Je conçois mes performances comme j’écris de la musique : en partitions. C’est un jeu avec des règles, des limites, un temps et un espace. Mes performances s’apparentent particulièrement à la tradition du jazz, c’est-à-dire qu’il y a un thème et, entre ses différentes itérations, les musiciens improvisent autour de celui-ci, en prenant plus ou moins de liberté, mais toujours en suivant la grille. La composition de ma performance est donc une partition avec un thème, une grille et des interprètes, un grand espace de liberté, et elle est intitulée De corps et d’esprit.

 

Une performance participative

Concrètement, j’ai passé 24 heures dans l’Aréna Pierre-Provencher, de l’heure d’ouverture à l’heure d’ouverture de la journée suivante pour réaliser une œuvre en 5 actes. Je portais l’uniforme officiel du Programme de Découverte Spatiale pour ceux qui mélangent les chiffres et la poésie (S⁴DP+) et étais accompagné d’une sculpture géométrique d’aluminium de 3’ x 4’. Ce polyèdre (rhomboèdre tronqué, aussi appelé le polyèdre de Dürer) fut l’objet de discussions et d’interactions avec les usagers. Intrigant, poussé, touché, renversé, cabossé, glissé sur la glace, le polyèdre devient objet discursif, objet ludique, objet symbolique et, temporairement, objet d’interaction. L’ensemble de cette journée est photographié et filmé par Mériol Lehman. Appuyée par des captations prises à pied, ma proposition visuelle offre deux types d’imagerie : une dite « subjective », c’est-à-dire du point de vue du participant, et une autre dite « objective » où la caméra-drone livrera un point de vue plus distancé, mais spectaculaire. 

 

Intégration à l'architecture

Vingt clichés de la performance sont ensuite tirés en micro-diapositives. Souvenirs de la performance et mémoire d’un moment précis vécu collectivement dans l’Aréna, ces diapositives sont installées dans un module de projection lui-même intégré à l’œuvre sculpturale. Ce dispositif permet de présenter (et représenter) la performance et ses protagonistes, comme une sorte de match d’anthologie mettant alors en valeur les usagers, le polyèdre et Sisyphe. 
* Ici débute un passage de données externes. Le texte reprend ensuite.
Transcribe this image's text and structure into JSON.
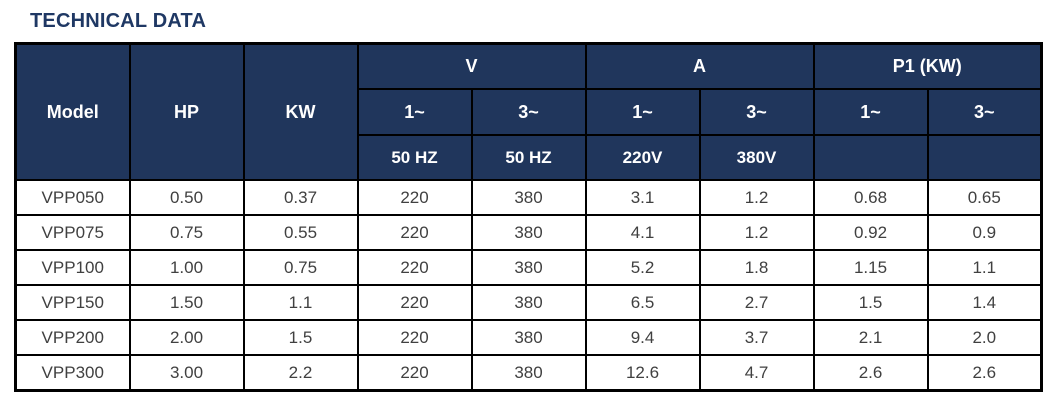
{
  "page_title": "TECHNICAL DATA",
  "colors": {
    "header_bg": "#20365C",
    "header_text": "#FFFFFF",
    "title_text": "#1F3864",
    "body_text": "#404040",
    "border": "#000000"
  },
  "table": {
    "header": {
      "model": "Model",
      "hp": "HP",
      "kw": "KW",
      "v_group": "V",
      "a_group": "A",
      "p1_group": "P1 (KW)",
      "phase": {
        "v1": "1~",
        "v3": "3~",
        "a1": "1~",
        "a3": "3~",
        "p1": "1~",
        "p3": "3~"
      },
      "detail": {
        "v1": "50 HZ",
        "v3": "50 HZ",
        "a1": "220V",
        "a3": "380V",
        "p1": "",
        "p3": ""
      }
    },
    "rows": [
      [
        "VPP050",
        "0.50",
        "0.37",
        "220",
        "380",
        "3.1",
        "1.2",
        "0.68",
        "0.65"
      ],
      [
        "VPP075",
        "0.75",
        "0.55",
        "220",
        "380",
        "4.1",
        "1.2",
        "0.92",
        "0.9"
      ],
      [
        "VPP100",
        "1.00",
        "0.75",
        "220",
        "380",
        "5.2",
        "1.8",
        "1.15",
        "1.1"
      ],
      [
        "VPP150",
        "1.50",
        "1.1",
        "220",
        "380",
        "6.5",
        "2.7",
        "1.5",
        "1.4"
      ],
      [
        "VPP200",
        "2.00",
        "1.5",
        "220",
        "380",
        "9.4",
        "3.7",
        "2.1",
        "2.0"
      ],
      [
        "VPP300",
        "3.00",
        "2.2",
        "220",
        "380",
        "12.6",
        "4.7",
        "2.6",
        "2.6"
      ]
    ]
  }
}
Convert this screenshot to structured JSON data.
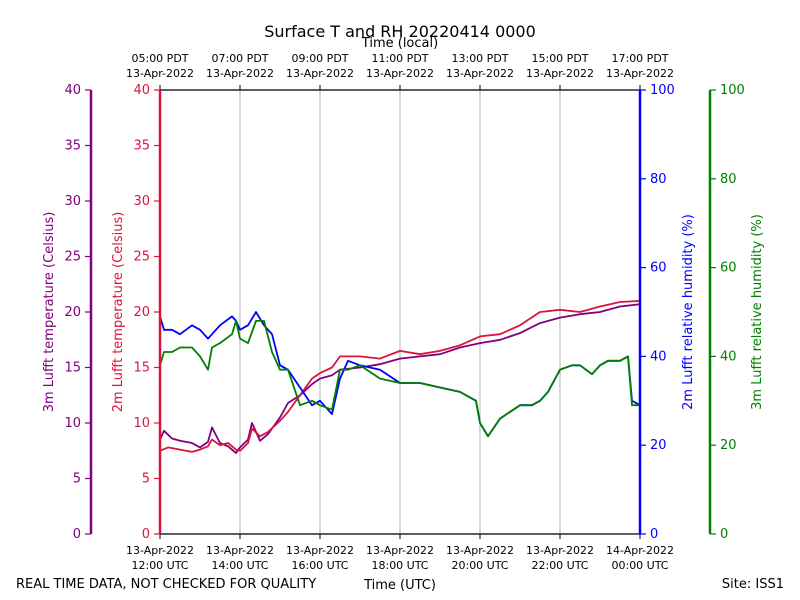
{
  "chart_data": {
    "type": "line",
    "title": "Surface T and RH 20220414 0000",
    "top_axis_title": "Time (local)",
    "xlabel": "Time (UTC)",
    "footer_left": "REAL TIME DATA, NOT CHECKED FOR QUALITY",
    "footer_right": "Site: ISS1",
    "x_range_hours": [
      12,
      24
    ],
    "x_ticks": [
      12,
      14,
      16,
      18,
      20,
      22,
      24
    ],
    "x_tick_labels_utc": [
      [
        "13-Apr-2022",
        "12:00 UTC"
      ],
      [
        "13-Apr-2022",
        "14:00 UTC"
      ],
      [
        "13-Apr-2022",
        "16:00 UTC"
      ],
      [
        "13-Apr-2022",
        "18:00 UTC"
      ],
      [
        "13-Apr-2022",
        "20:00 UTC"
      ],
      [
        "13-Apr-2022",
        "22:00 UTC"
      ],
      [
        "14-Apr-2022",
        "00:00 UTC"
      ]
    ],
    "x_tick_labels_local": [
      [
        "05:00 PDT",
        "13-Apr-2022"
      ],
      [
        "07:00 PDT",
        "13-Apr-2022"
      ],
      [
        "09:00 PDT",
        "13-Apr-2022"
      ],
      [
        "11:00 PDT",
        "13-Apr-2022"
      ],
      [
        "13:00 PDT",
        "13-Apr-2022"
      ],
      [
        "15:00 PDT",
        "13-Apr-2022"
      ],
      [
        "17:00 PDT",
        "13-Apr-2022"
      ]
    ],
    "axes": [
      {
        "id": "t3",
        "label": "3m Lufft temperature (Celsius)",
        "color": "#800080",
        "range": [
          0,
          40
        ],
        "ticks": [
          0,
          5,
          10,
          15,
          20,
          25,
          30,
          35,
          40
        ]
      },
      {
        "id": "t2",
        "label": "2m Lufft temperature (Celsius)",
        "color": "#dc143c",
        "range": [
          0,
          40
        ],
        "ticks": [
          0,
          5,
          10,
          15,
          20,
          25,
          30,
          35,
          40
        ]
      },
      {
        "id": "rh2",
        "label": "2m Lufft relative humidity (%)",
        "color": "#0000ff",
        "range": [
          0,
          100
        ],
        "ticks": [
          0,
          20,
          40,
          60,
          80,
          100
        ]
      },
      {
        "id": "rh3",
        "label": "3m Lufft relative humidity (%)",
        "color": "#008000",
        "range": [
          0,
          100
        ],
        "ticks": [
          0,
          20,
          40,
          60,
          80,
          100
        ]
      }
    ],
    "series": [
      {
        "name": "3m Lufft temperature",
        "axis": "t3",
        "color": "#800080",
        "x": [
          12.0,
          12.1,
          12.3,
          12.5,
          12.8,
          13.0,
          13.2,
          13.3,
          13.5,
          13.7,
          13.9,
          14.0,
          14.2,
          14.3,
          14.5,
          14.7,
          15.0,
          15.2,
          15.5,
          15.8,
          16.0,
          16.3,
          16.5,
          17.0,
          17.5,
          18.0,
          18.5,
          19.0,
          19.5,
          20.0,
          20.5,
          21.0,
          21.5,
          22.0,
          22.5,
          23.0,
          23.5,
          24.0
        ],
        "y": [
          8.5,
          9.3,
          8.6,
          8.4,
          8.2,
          7.8,
          8.3,
          9.6,
          8.2,
          7.9,
          7.3,
          7.8,
          8.5,
          10.0,
          8.4,
          9.0,
          10.5,
          11.8,
          12.5,
          13.5,
          14.0,
          14.3,
          14.8,
          15.0,
          15.3,
          15.8,
          16.0,
          16.2,
          16.8,
          17.2,
          17.5,
          18.1,
          19.0,
          19.5,
          19.8,
          20.0,
          20.5,
          20.7
        ]
      },
      {
        "name": "2m Lufft temperature",
        "axis": "t2",
        "color": "#dc143c",
        "x": [
          12.0,
          12.2,
          12.5,
          12.8,
          13.0,
          13.2,
          13.3,
          13.5,
          13.7,
          13.9,
          14.0,
          14.2,
          14.3,
          14.5,
          14.7,
          15.0,
          15.2,
          15.5,
          15.8,
          16.0,
          16.3,
          16.5,
          17.0,
          17.5,
          18.0,
          18.5,
          19.0,
          19.5,
          20.0,
          20.5,
          21.0,
          21.5,
          22.0,
          22.5,
          23.0,
          23.5,
          24.0
        ],
        "y": [
          7.5,
          7.8,
          7.6,
          7.4,
          7.6,
          7.9,
          8.5,
          8.0,
          8.2,
          7.6,
          7.5,
          8.2,
          9.5,
          8.8,
          9.2,
          10.2,
          11.0,
          12.5,
          14.0,
          14.5,
          15.0,
          16.0,
          16.0,
          15.8,
          16.5,
          16.2,
          16.5,
          17.0,
          17.8,
          18.0,
          18.8,
          20.0,
          20.2,
          20.0,
          20.5,
          20.9,
          21.0
        ]
      },
      {
        "name": "2m Lufft relative humidity",
        "axis": "rh2",
        "color": "#0000ff",
        "x": [
          12.0,
          12.1,
          12.3,
          12.5,
          12.8,
          13.0,
          13.2,
          13.3,
          13.5,
          13.8,
          13.9,
          14.0,
          14.2,
          14.4,
          14.6,
          14.8,
          15.0,
          15.2,
          15.5,
          15.8,
          16.0,
          16.3,
          16.5,
          16.7,
          17.0,
          17.5,
          18.0,
          18.5,
          19.0,
          19.5,
          19.9,
          20.0,
          20.2,
          20.5,
          21.0,
          21.3,
          21.5,
          21.7,
          22.0,
          22.3,
          22.5,
          22.8,
          23.0,
          23.2,
          23.5,
          23.7,
          23.8,
          24.0
        ],
        "y": [
          49,
          46,
          46,
          45,
          47,
          46,
          44,
          45,
          47,
          49,
          48,
          46,
          47,
          50,
          47,
          45,
          38,
          37,
          33,
          29,
          30,
          27,
          35,
          39,
          38,
          37,
          34,
          34,
          33,
          32,
          30,
          25,
          22,
          26,
          29,
          29,
          30,
          32,
          37,
          38,
          38,
          36,
          38,
          39,
          39,
          40,
          30,
          29
        ]
      },
      {
        "name": "3m Lufft relative humidity",
        "axis": "rh3",
        "color": "#008000",
        "x": [
          12.0,
          12.1,
          12.3,
          12.5,
          12.8,
          13.0,
          13.2,
          13.3,
          13.5,
          13.8,
          13.9,
          14.0,
          14.2,
          14.4,
          14.5,
          14.6,
          14.8,
          15.0,
          15.2,
          15.5,
          15.8,
          16.0,
          16.3,
          16.5,
          16.7,
          17.0,
          17.5,
          18.0,
          18.5,
          19.0,
          19.5,
          19.9,
          20.0,
          20.2,
          20.5,
          21.0,
          21.3,
          21.5,
          21.7,
          22.0,
          22.3,
          22.5,
          22.8,
          23.0,
          23.2,
          23.5,
          23.7,
          23.8,
          24.0
        ],
        "y": [
          38,
          41,
          41,
          42,
          42,
          40,
          37,
          42,
          43,
          45,
          48,
          44,
          43,
          48,
          48,
          48,
          41,
          37,
          37,
          29,
          30,
          29,
          28,
          37,
          37,
          38,
          35,
          34,
          34,
          33,
          32,
          30,
          25,
          22,
          26,
          29,
          29,
          30,
          32,
          37,
          38,
          38,
          36,
          38,
          39,
          39,
          40,
          29,
          29
        ]
      }
    ]
  }
}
Son organisation spatiale est inspirée par la composition de deux équipes qui s’affrontent : 1  – 3 – 2 faisant face symétriquement à 2 – 3 –  1. 

La partie inférieure de cette installation, et uniquement la face exposée vers l’extérieur, est peinte. Les 5 interventions de gauche, représentant l’équipe A, sont peintes de couleur orange, alors que les « chaussettes » de l’équipe B sont peintes en rose. La hauteur des parties colorées varie comme une série de bâtons dans un diagramme statistique offrant une lecture d’une performance sportive.